Kolumnen

Neu gebaut und schon von gestern

Kurz vor Weihnachten hat man eine über hundert Jahre alte Villa in Hütteldorf abgerissen. Der Abbruch der gut erhaltenen Villa Baldia war vom zuständigen Magistrat abgelehnt worden, da man das Gründerzeitgebäude als schutzwürdig einstufte. Die Immobilienfirma, die dort Eigentumswohnungen samt zweistöckiger Tiefgarage hinstellen wird, blieb hartnäckig. Das Verwaltungsgericht stimmte schließlich dem Abriss zu, die Villa ist Geschichte.

Nein, man muss keinen Beißreflex entwickeln, jedes Mal, wenn Altes Neuem weichen soll. Und der architektonische Wert des Hauses war vielleicht auch nicht mehr als emotional. Gründerzeitfassaden sind in Wien (noch) kein Alleinstellungsmerkmal. Warum hier dennoch darüber berichtet wird? Weil diese Geschichte ziemlich alltäglich ist. Wer will – einen ertragreichen Neubau – findet fast immer einen Weg – eine Abbruchgenehmigung.

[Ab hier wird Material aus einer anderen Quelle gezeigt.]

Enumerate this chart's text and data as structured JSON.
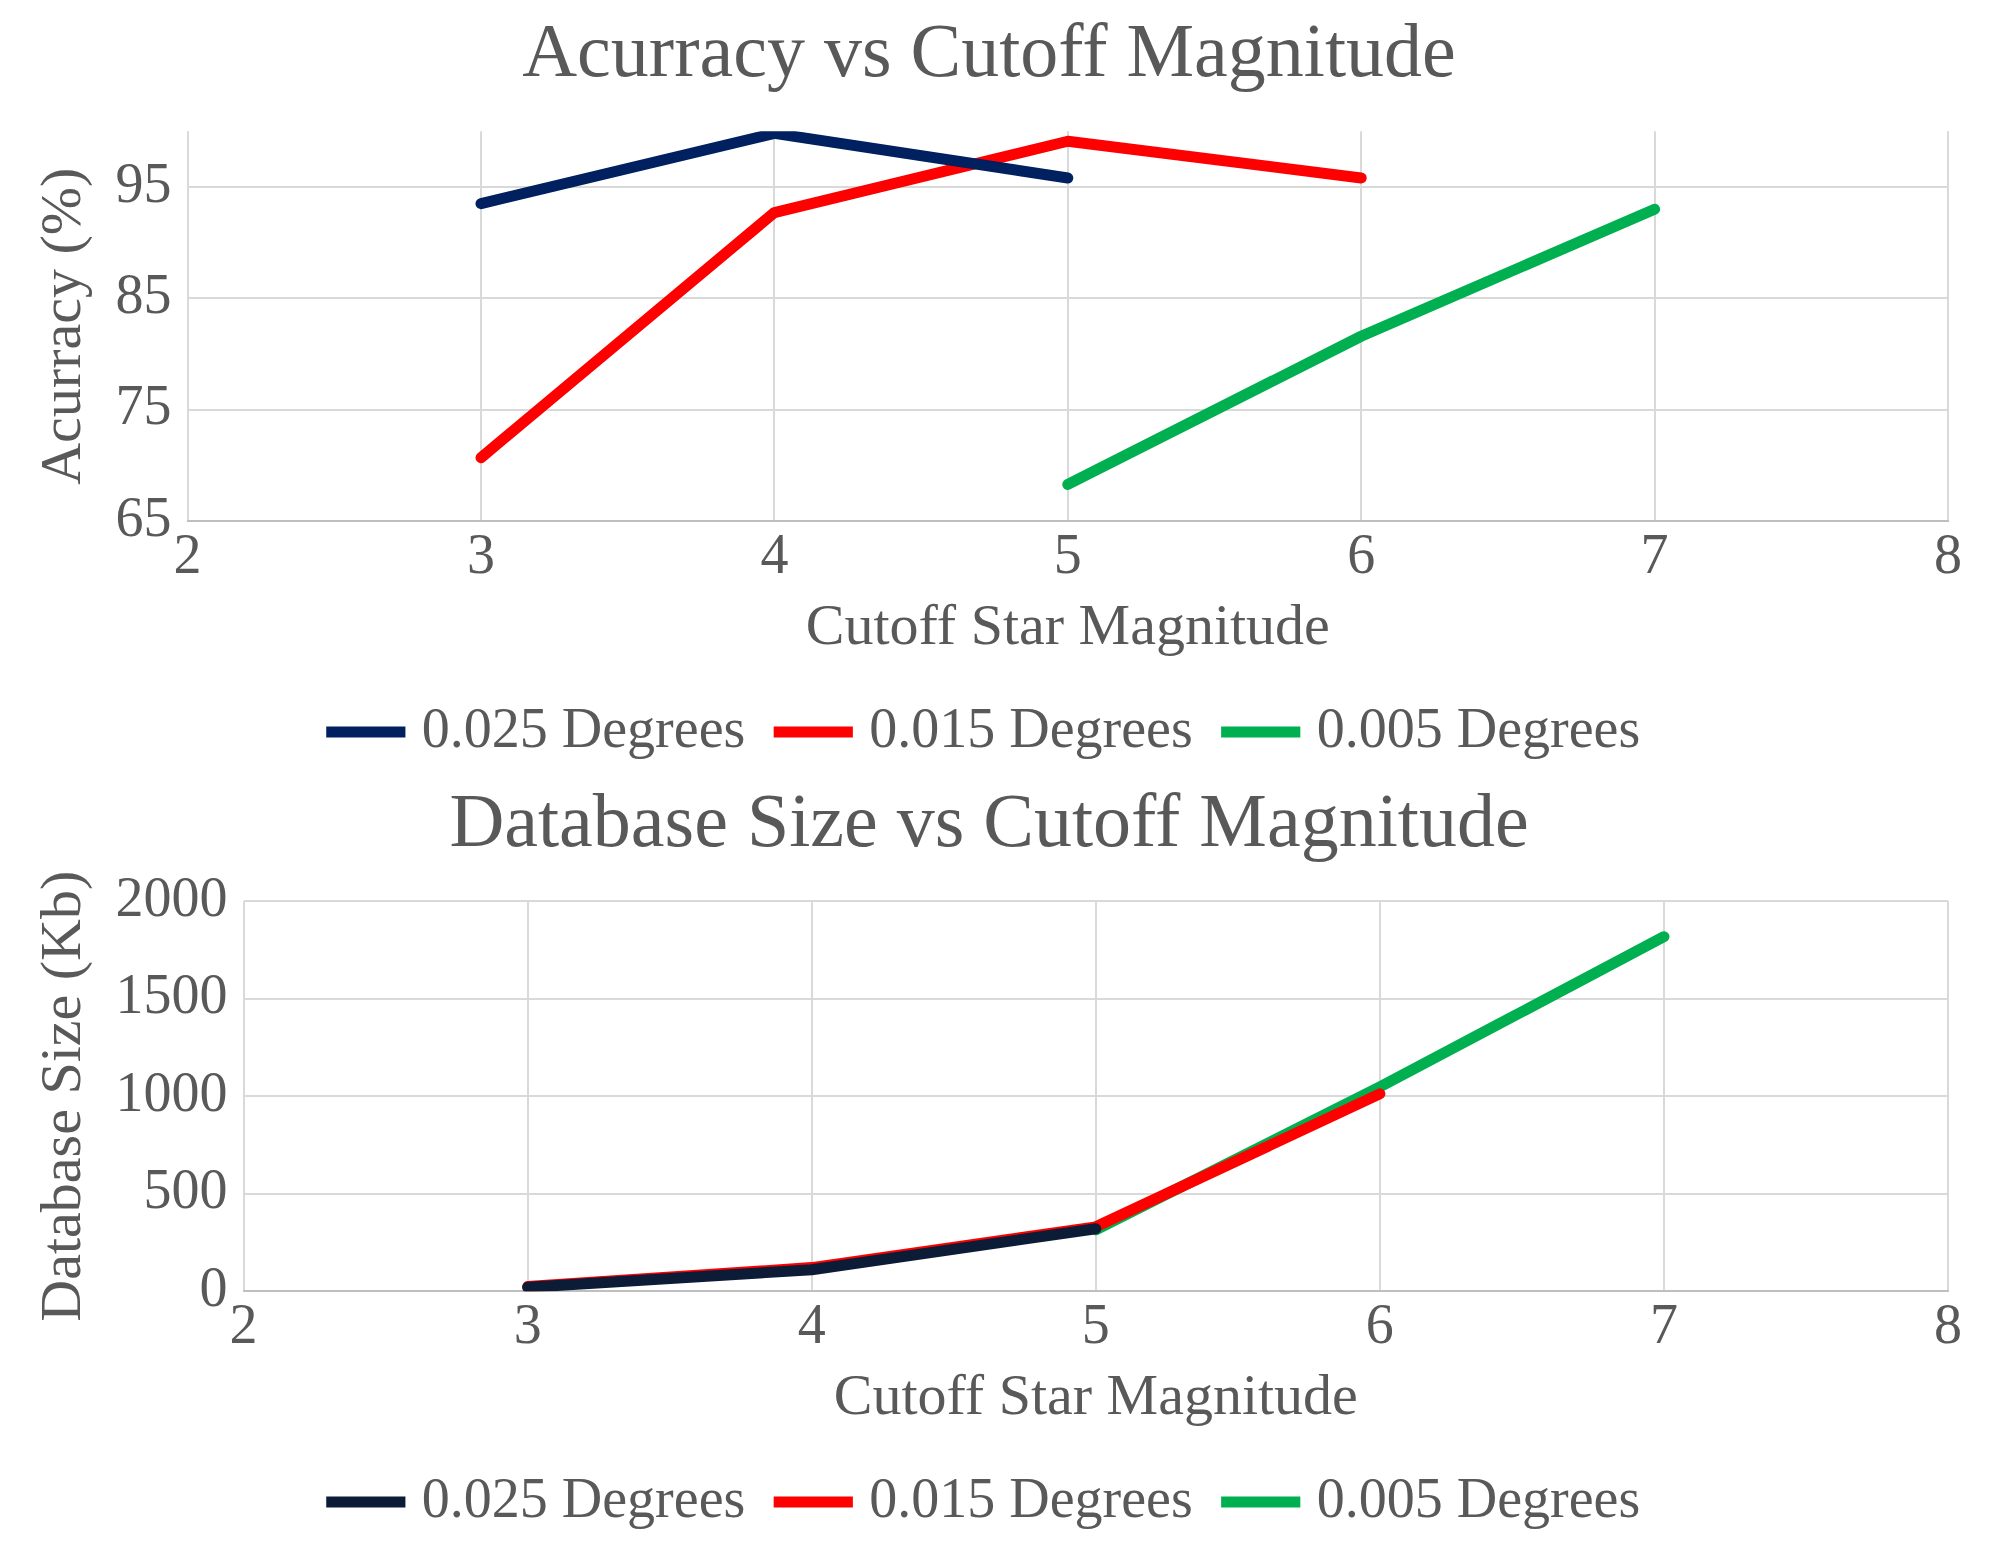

Was in Penzing nun geplant ist, kann sich jeder auf der Homepage der Immobilienfirma anschauen. 40 Wohneinheiten auf engstem Raum, dafür aber zu Preisen, die uns im Redaktionskomitee der Wiener Ansichten mit den Ohren schlackern lassen. Wie sie aussehen werden? Gesichtslose Quader ohne Persönlichkeit, dafür aber mit Fußbodenheizung. Also eh so wie alles, das jetzt gebaut wird. Und so wie überall, wo Altes abgerissen wird und Grünes verschwindet, wird justament mit eben diesen Vorzügen geworben. In Penzing reißt man ein Gründerzeithaus ab, baut einen architektonisch uninspirierten Block hin und wirbt dann ausgerechnet mit den architektonischen Besonderheiten der Umgebung, unter anderem der Fuchs-Villa (okay, auch nicht in jeder Hinsicht ein Vorbild an Geschmackssicherheit, aber das ist eine andere Geschichte).

Außerdem hat man alle alten Bäume hier gefällt – um nun mit Grün anderswo zu werben: Durch die Nähe der Westausfahrt ist man mit dem Auto sehr schnell im Grünen. Ein Slogan wie aus den Sechzigerjahren.

Bei allem Neubau-Elan: Das ist ziemlich retro.